Selon l'historien Saïd K. Aburich, Nasser ne fut pas affecté par ses fréquents déménagements qui élargirent son horizon et lui firent prendre conscience des divisions de la société égyptienne. Il consacrait beaucoup de temps à la lecture en particulier en 1933 car il vivait non loin de la bibliothèque nationale. Il avait lu le Coran, les hadîths de Mahomet, les sahabas de ses compagnons[17] et les biographies de Napoléon, Atatürk, Bismarck, Garibaldi ainsi que l'autobiographie de Winston Churchill[7],[12],[18],[19]. Il fut fortement influencé par le nationalisme égyptien défendu par l'homme politique Mustafa Kamil, le poète Ahmed Chawqi[17] et son instructeur de l'académie militaire, Aziz Ali al-Misri, auquel Nasser exprima sa gratitude dans un entretien en 1961[20]. Il indiqua par la suite que le roman La conscience retrouvée dans lequel Tawfiq al-Hakim avait écrit que le peuple égyptien n'avait besoin que « d'un homme qui représenterait tous leurs désirs et sentiments et qui serait leur symbole » lui avait servi d'inspiration au moment de la révolution de 1952[18].

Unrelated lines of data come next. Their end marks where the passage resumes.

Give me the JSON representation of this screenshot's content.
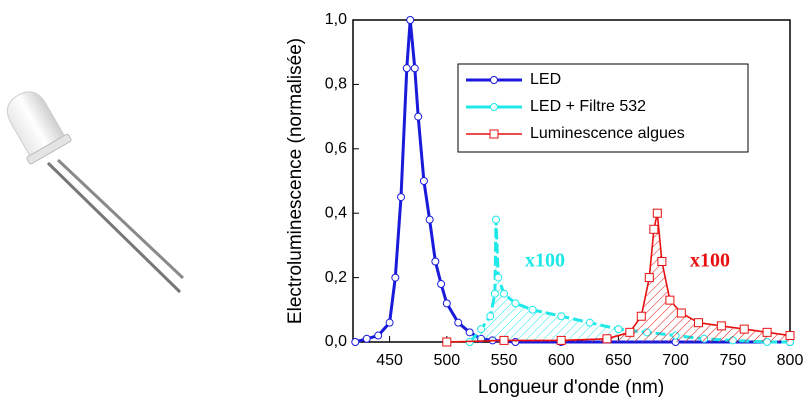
{
  "chart_data": {
    "type": "line",
    "xlabel": "Longueur d'onde (nm)",
    "ylabel": "Electroluminescence (normalisée)",
    "xlim": [
      418,
      800
    ],
    "xticks": [
      450,
      500,
      550,
      600,
      650,
      700,
      750,
      800
    ],
    "ylim": [
      0,
      1
    ],
    "yticks": [
      {
        "value": 0,
        "label": "0,0"
      },
      {
        "value": 0.2,
        "label": "0,2"
      },
      {
        "value": 0.4,
        "label": "0,4"
      },
      {
        "value": 0.6,
        "label": "0,6"
      },
      {
        "value": 0.8,
        "label": "0,8"
      },
      {
        "value": 1,
        "label": "1,0"
      }
    ],
    "legend": "upper right",
    "series": [
      {
        "name": "LED",
        "color": "#1a1adb",
        "marker": "circle",
        "dashed": false,
        "hatch": false,
        "x": [
          420,
          430,
          440,
          450,
          455,
          460,
          465,
          468,
          472,
          475,
          480,
          485,
          490,
          495,
          500,
          510,
          520,
          530,
          540,
          560,
          600,
          700,
          800
        ],
        "values": [
          0.0,
          0.01,
          0.02,
          0.06,
          0.2,
          0.45,
          0.85,
          1.0,
          0.85,
          0.7,
          0.5,
          0.38,
          0.25,
          0.18,
          0.12,
          0.06,
          0.03,
          0.01,
          0.005,
          0.0,
          0.0,
          0.0,
          0.0
        ]
      },
      {
        "name": "LED + Filtre 532",
        "color": "#1ee8e8",
        "marker": "circle",
        "dashed": true,
        "hatch": true,
        "x": [
          520,
          530,
          538,
          542,
          543,
          545,
          550,
          560,
          575,
          600,
          625,
          650,
          675,
          700,
          725,
          750,
          780,
          800
        ],
        "values": [
          0.0,
          0.04,
          0.08,
          0.15,
          0.38,
          0.2,
          0.15,
          0.12,
          0.1,
          0.08,
          0.06,
          0.04,
          0.03,
          0.02,
          0.01,
          0.005,
          0.0,
          0.0
        ]
      },
      {
        "name": "Luminescence algues",
        "color": "#e81010",
        "marker": "square",
        "dashed": false,
        "hatch": true,
        "x": [
          500,
          550,
          600,
          640,
          660,
          670,
          677,
          681,
          684,
          688,
          695,
          705,
          720,
          740,
          760,
          780,
          800
        ],
        "values": [
          0.0,
          0.005,
          0.005,
          0.01,
          0.03,
          0.08,
          0.2,
          0.35,
          0.4,
          0.25,
          0.13,
          0.09,
          0.06,
          0.05,
          0.04,
          0.03,
          0.02
        ]
      }
    ],
    "annotations": [
      {
        "text": "x100",
        "color": "#1ee8e8"
      },
      {
        "text": "x100",
        "color": "#e81010"
      }
    ]
  }
}
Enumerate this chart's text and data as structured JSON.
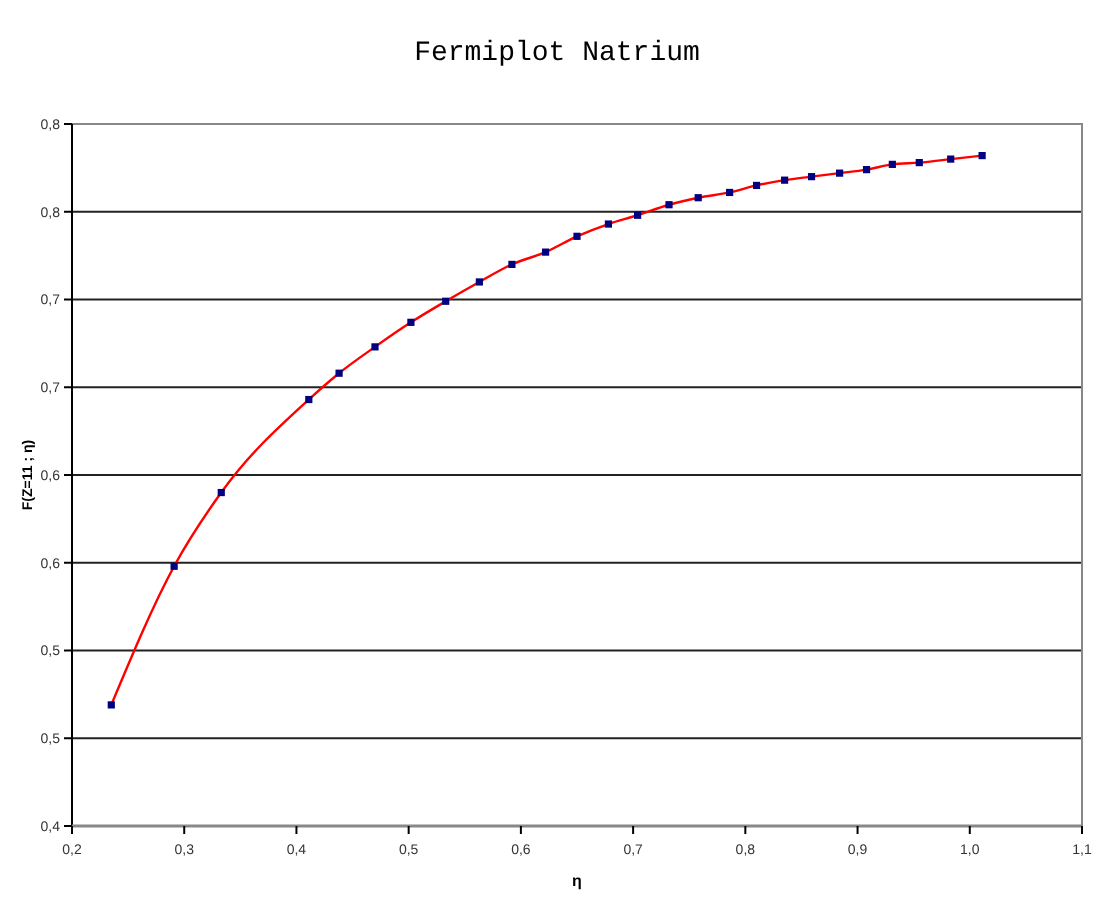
{
  "chart_data": {
    "type": "line",
    "title": "Fermiplot Natrium",
    "xlabel": "η",
    "ylabel": "F(Z=11 ; η)",
    "x": [
      0.235,
      0.291,
      0.333,
      0.411,
      0.438,
      0.47,
      0.502,
      0.533,
      0.563,
      0.592,
      0.622,
      0.65,
      0.678,
      0.704,
      0.732,
      0.758,
      0.786,
      0.81,
      0.835,
      0.859,
      0.884,
      0.908,
      0.931,
      0.955,
      0.983,
      1.011
    ],
    "series": [
      {
        "color": "#ff0000",
        "values": [
          0.469,
          0.548,
          0.59,
          0.643,
          0.658,
          0.673,
          0.687,
          0.699,
          0.71,
          0.72,
          0.727,
          0.736,
          0.743,
          0.748,
          0.754,
          0.758,
          0.761,
          0.765,
          0.768,
          0.77,
          0.772,
          0.774,
          0.777,
          0.778,
          0.78,
          0.782
        ]
      }
    ],
    "marker": "square",
    "xlim": [
      0.2,
      1.1
    ],
    "xticks": [
      {
        "value": 0.2,
        "label": "0,2"
      },
      {
        "value": 0.3,
        "label": "0,3"
      },
      {
        "value": 0.4,
        "label": "0,4"
      },
      {
        "value": 0.5,
        "label": "0,5"
      },
      {
        "value": 0.6,
        "label": "0,6"
      },
      {
        "value": 0.7,
        "label": "0,7"
      },
      {
        "value": 0.8,
        "label": "0,8"
      },
      {
        "value": 0.9,
        "label": "0,9"
      },
      {
        "value": 1.0,
        "label": "1,0"
      },
      {
        "value": 1.1,
        "label": "1,1"
      }
    ],
    "ylim": [
      0.4,
      0.8
    ],
    "yticks": [
      {
        "value": 0.4,
        "label": "0,4"
      },
      {
        "value": 0.45,
        "label": "0,5"
      },
      {
        "value": 0.5,
        "label": "0,5"
      },
      {
        "value": 0.55,
        "label": "0,6"
      },
      {
        "value": 0.6,
        "label": "0,6"
      },
      {
        "value": 0.65,
        "label": "0,7"
      },
      {
        "value": 0.7,
        "label": "0,7"
      },
      {
        "value": 0.75,
        "label": "0,8"
      },
      {
        "value": 0.8,
        "label": "0,8"
      }
    ],
    "grid": "y"
  }
}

En 1937, Nasser postula à l'Académie militaire égyptienne réservée aux enfants de l'aristocratie ou de la grande bourgeoisie, mais l'accord conclu en 1936 avec l'occupant britannique permit à l'armée égyptienne d'élargir son recrutement à la petite bourgeoisie, ce dont va bénéficier Nasser[21] pour devenir officier[22] mais son passé d'opposant au gouvernement bloqua son admission[23]. Déçu, il intégra la faculté de droit de l'université Fouad[23] mais la quitta au bout d'un semestre pour essayer à nouveau de rejoindre l'académie militaire[24]. Conscient qu'il ne serait pas admis sans soutien, Nasser obtint un entretien avec le sous-secrétaire à la Guerre, Ibrahim Khairy Pasha[22], responsable des admissions[23]. Il accepta de soutenir la candidature de Nasser qui fut approuvée à la fin de l'année 1937[22],[23],[25]. Il consacra alors tout son temps à sa carrière militaire et garda peu de contacts avec sa famille. À l'académie, il rencontra Abdel Hakim Amer et Anouar el-Sadate, qui devinrent de proches conseillers durant sa présidence[26]. Après avoir été diplômé en juillet 1938[7], Nasser fut affecté à Manqabad près de la ville de Beni Mur et devint sous-lieutenant dans l'infanterie[27]. En 1941, Nasser et Amer furent stationnés à Khartoum dans le Soudan anglo-égyptien[28]. En mai 1943, il obtint un poste d'instructeur à l'académie militaire[28].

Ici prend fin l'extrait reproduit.